Europe gives us a hopeful example. After losing most of its forest cover, several countries are implementing policies to regrow them. In fact, from 1990 to 2015, European countries have grown 90,000 square kilometres of forest, an area nearly as big as Portugal.
However, exceptional good practices will not be enough. We need massive, scalable action. The year 2020 will be a decisive year for nature and humankind’s future, and China will be at the epicentre of the decision making. The Convention on Biological Diversity will meet in Beijing to set up a new, hopefully ambitious, agenda that will align states, academia, civil society and the private sector to bend the curve.
After 26 years of international negotiation, the Convention of Biological Diversity, which convenes allofthe countries in the world except for the United States, has not managed to preserve the world’s biodiversity. The Strategic Plan for Biodiversity, a 10-year action framework that finishes in 2020, along with its 20 Aichi Targets, were a fair but failed attempt.
In 2020, there will be an opportunity to adopt a New Deal for Nature and China leading this important meeting gives a glimmer of hope. Less than five years ago, nations met in Paris to adopt a new agreement to tackle dangerous climate change. China positioned itself as a leader aiming for ambitious goals to reduce its carbon emissions. Without its leadership an agreement would not have been feasible. If it was possible for climate it can befor biodiversity. It must be.
Achieving this difficult task is not only a state responsibility. The private sector needs to commit. That was a key element of the Paris Agreement where China has helped show the way. At the Convention on Biological Diversity, China should be as active on this priority as it was on climate change. Indeed, it is a natural extension to efforts already underway in China to promote the principles of Ecological Civilisation, a topic that the InterAction Council met in Guiyang to discuss in 2016 and that will most certainly depend on biodiversity.

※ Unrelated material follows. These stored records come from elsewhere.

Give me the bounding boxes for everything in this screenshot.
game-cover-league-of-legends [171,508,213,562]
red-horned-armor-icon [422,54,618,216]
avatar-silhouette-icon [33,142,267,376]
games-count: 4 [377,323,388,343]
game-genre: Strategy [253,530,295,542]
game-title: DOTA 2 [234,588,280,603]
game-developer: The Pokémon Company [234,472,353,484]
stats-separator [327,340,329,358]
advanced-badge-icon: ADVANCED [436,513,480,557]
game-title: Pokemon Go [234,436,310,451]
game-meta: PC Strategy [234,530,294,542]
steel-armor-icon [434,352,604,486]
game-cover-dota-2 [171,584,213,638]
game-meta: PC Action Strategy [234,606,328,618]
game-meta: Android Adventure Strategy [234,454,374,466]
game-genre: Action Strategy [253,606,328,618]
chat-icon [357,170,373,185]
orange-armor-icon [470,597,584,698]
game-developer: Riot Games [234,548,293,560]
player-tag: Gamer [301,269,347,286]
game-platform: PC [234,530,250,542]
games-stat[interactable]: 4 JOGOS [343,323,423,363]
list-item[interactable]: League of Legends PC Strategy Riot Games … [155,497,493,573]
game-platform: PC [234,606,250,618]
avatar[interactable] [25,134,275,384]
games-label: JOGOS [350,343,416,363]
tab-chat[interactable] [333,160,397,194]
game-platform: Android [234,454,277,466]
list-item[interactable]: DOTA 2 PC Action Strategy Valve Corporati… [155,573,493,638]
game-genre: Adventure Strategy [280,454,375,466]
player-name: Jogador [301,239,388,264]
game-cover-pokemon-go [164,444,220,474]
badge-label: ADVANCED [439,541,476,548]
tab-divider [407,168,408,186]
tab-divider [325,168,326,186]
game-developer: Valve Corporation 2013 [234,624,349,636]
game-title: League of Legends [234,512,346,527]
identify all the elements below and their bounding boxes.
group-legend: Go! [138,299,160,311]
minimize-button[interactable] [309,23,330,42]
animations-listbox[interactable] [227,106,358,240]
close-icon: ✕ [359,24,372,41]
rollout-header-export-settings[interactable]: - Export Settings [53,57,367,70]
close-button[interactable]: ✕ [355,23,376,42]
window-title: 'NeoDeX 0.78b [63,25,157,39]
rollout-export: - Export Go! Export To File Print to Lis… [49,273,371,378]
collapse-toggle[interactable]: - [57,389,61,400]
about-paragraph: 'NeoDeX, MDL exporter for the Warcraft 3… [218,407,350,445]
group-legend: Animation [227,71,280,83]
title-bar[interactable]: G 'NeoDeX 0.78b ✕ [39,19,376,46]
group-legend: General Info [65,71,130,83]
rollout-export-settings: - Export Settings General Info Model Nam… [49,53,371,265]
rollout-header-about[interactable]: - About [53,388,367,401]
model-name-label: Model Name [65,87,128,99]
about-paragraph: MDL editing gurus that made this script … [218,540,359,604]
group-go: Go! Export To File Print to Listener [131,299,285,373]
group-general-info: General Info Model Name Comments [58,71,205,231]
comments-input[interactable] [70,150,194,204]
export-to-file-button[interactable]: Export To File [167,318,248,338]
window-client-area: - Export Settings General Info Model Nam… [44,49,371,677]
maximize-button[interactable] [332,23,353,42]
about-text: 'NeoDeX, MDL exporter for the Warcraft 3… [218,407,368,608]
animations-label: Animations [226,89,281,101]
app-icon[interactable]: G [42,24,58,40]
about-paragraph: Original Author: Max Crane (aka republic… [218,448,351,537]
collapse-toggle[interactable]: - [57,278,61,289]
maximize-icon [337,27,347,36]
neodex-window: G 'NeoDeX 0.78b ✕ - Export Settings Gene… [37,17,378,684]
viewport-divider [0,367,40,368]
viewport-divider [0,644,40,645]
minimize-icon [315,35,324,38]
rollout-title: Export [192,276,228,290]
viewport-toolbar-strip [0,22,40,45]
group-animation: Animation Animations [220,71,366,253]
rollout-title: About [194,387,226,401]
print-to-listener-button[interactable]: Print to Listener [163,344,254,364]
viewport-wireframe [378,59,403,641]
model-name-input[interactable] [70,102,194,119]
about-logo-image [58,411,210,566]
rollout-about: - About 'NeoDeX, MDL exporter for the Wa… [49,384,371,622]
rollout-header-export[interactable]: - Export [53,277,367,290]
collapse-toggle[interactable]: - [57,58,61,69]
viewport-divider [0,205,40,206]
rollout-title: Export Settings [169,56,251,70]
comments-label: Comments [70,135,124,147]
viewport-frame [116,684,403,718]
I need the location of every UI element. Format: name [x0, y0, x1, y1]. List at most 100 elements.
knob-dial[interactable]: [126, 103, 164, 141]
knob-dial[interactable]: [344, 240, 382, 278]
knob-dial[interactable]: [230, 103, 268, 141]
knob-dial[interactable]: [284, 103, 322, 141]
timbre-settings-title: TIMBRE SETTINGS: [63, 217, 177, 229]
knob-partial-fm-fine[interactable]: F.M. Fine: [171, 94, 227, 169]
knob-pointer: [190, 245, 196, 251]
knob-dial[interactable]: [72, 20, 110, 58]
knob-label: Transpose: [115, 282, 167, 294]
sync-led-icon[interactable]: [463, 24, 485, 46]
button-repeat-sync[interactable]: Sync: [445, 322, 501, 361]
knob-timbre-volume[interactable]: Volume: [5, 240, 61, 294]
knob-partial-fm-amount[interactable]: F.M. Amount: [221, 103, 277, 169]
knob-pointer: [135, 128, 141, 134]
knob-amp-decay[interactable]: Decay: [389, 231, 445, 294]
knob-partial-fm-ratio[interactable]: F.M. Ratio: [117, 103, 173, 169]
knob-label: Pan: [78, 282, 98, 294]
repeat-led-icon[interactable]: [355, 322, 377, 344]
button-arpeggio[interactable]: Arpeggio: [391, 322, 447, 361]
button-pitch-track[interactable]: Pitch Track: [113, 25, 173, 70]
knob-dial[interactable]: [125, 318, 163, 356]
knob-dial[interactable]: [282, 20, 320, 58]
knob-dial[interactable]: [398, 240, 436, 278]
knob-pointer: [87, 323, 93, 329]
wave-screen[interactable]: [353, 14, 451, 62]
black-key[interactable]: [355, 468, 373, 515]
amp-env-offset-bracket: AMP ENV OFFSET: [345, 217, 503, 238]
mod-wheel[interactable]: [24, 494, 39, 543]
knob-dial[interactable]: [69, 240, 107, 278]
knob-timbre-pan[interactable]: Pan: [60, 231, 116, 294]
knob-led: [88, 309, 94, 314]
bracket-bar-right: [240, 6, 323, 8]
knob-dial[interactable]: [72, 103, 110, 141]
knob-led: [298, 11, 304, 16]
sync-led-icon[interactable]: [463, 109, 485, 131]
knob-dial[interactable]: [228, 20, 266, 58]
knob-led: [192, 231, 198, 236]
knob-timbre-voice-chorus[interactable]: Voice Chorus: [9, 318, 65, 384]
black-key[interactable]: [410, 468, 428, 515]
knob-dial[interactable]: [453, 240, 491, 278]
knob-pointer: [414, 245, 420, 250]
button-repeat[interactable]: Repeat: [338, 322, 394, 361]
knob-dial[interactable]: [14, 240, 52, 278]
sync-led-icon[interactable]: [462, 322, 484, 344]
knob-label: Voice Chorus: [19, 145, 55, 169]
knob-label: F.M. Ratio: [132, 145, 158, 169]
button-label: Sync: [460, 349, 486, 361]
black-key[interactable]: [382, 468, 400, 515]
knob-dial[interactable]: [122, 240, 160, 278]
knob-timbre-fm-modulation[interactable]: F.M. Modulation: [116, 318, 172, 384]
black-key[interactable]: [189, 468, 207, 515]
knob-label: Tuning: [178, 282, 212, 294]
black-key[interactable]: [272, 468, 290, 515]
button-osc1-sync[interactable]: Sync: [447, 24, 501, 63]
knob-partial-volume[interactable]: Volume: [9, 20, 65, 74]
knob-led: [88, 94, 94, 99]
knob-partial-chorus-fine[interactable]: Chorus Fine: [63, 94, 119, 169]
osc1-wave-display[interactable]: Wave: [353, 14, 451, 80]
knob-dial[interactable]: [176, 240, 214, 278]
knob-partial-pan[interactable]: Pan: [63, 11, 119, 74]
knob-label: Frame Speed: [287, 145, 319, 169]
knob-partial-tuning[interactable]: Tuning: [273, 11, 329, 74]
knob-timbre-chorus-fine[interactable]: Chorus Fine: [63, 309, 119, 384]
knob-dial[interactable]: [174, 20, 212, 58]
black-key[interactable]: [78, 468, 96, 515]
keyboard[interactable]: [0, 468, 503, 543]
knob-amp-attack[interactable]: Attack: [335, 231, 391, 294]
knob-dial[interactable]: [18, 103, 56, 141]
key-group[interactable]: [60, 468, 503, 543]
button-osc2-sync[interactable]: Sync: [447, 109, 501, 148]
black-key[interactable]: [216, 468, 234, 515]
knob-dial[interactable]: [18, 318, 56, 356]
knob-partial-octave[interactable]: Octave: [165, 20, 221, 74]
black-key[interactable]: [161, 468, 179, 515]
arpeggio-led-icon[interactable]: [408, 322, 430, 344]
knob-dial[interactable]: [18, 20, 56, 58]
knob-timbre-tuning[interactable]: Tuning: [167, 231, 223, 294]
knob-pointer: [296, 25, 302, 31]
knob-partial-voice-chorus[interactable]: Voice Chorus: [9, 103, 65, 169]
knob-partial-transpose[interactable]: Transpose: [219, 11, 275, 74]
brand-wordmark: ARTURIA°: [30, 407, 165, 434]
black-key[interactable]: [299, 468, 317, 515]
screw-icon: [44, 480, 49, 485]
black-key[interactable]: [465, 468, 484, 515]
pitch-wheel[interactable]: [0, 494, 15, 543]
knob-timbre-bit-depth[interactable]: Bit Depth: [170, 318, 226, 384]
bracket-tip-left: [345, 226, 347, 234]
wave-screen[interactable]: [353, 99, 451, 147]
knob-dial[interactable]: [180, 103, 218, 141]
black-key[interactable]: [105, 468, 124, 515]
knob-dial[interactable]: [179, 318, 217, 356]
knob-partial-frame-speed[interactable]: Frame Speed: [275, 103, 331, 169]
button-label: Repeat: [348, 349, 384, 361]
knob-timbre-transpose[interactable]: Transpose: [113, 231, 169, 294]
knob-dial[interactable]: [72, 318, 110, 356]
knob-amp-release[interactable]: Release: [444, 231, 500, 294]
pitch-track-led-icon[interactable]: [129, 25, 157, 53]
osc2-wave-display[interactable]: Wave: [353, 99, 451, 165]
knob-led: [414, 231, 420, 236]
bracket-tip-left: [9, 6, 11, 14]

The private sector is as essential to solving our biodiversity issues as it is to tackling our climate change priorities. For instance, 500 multinational companies control 70 per cent of the world’s production and trade of 15 key commodities, which are key drivers of habitat destruction and deforestation. It is easier to track, monitor and change business as usual in 500 companies than to engage with the two end points of the supply chain: 2.5 billion primary producers or 7 billion consumers.
Finally, a mobilizing civil society will also create the momentum by demanding traceability from the products that they buy. In most surveys, consumers state that they would choose a sustainably sourced product over another. Yet asymmetries of information rarely allow them to consume responsibly.
In 2018, more than two million visitors came to Kenya mostly to see its wildlife, and more than 80,000 were Chinese. Possibly after their stay, they left as hopeful and inspired as I did. The Kenyan Maasai Mara National Reserve and the Tanzanian Serengeti National Park have managed to preserve more than 15,000 square kilometres of land, home to millions of wild animals. This place is so incredible that it seems, as the late Polish journalist Ryszard Kapuscinski once said, “as if one were witnessing the birth of the world.”
Kenya shows what can be done on biodiversity. In 2020, China should take the lead in making biodiversity a global priority every bit as important as climate change.
Carolina Garcia is a One Young World Ambassador from Colombia and an advisor to the InterAction Council on biodiversity.